The click was blued using a heat gun, the kind used to strip paint. This is a great way to blue small parts, although there's not enough heat to blue larger or longer items. Items to be blued must be quite clean. First, they're cleaned in clock cleaning solution, then rinsed in water, then sloshed in alcohol and blotted dry with a paper towel (if you don't blot, you'll have a spotty blue.) All of the above is done while holding the item with tweezers -- fingerprints must be avoided.

The click is mounted on a brass collet with a 1/8" through hole. The collet has a shoulder cut on it, and the click is riveted to the shoulder using light hammer taps. The 1/8" hole is re-reamed to remove distortion from the riveting process.

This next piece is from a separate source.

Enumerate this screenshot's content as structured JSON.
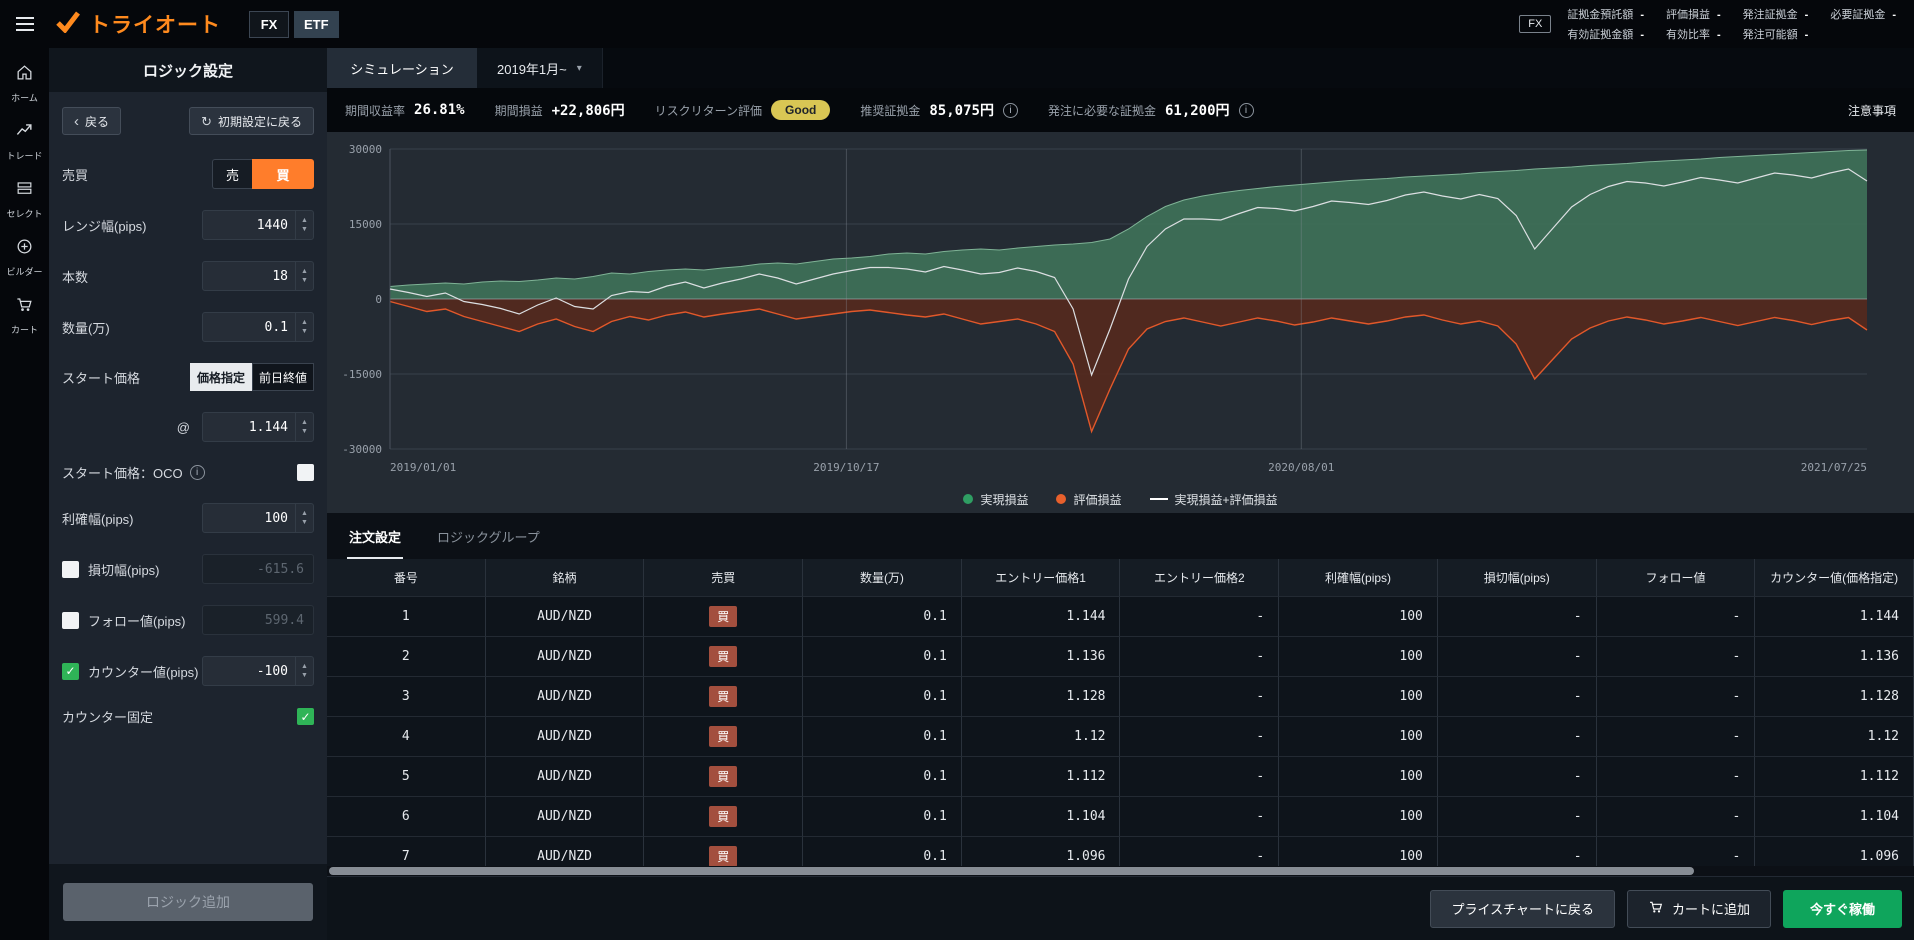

The shoulder screw is made from 3/16" steel stock. The body of the screw is 1/8" to fit through the hole in the click collet, and made a few thou longer than the click collet is thick to permit easy action of the click on the screw. The part of the screw to be threaded is cut down to .099" to permit threading with a 3-48 die. Again, the screw is not sawed from the "mother" stock until the threads are cut. After sawing, the screw is held in a 1/8" collet in the old watchmakers lathe to finish the head. The head of the screw is made slightly rounded, using a graver, and then the screwdriver slot is cut using a Junior hacksaw. If you carefully begin the saw cut by using your thumbnail as a guide, you can very accurately center the slot on the top of the screw. The fact that the top of the head is rounded makes that easier. The screw is polished and blued, as described above.

Today's link:

Screw ready for threads.
Click and screw.
Click in place.
Click drawing.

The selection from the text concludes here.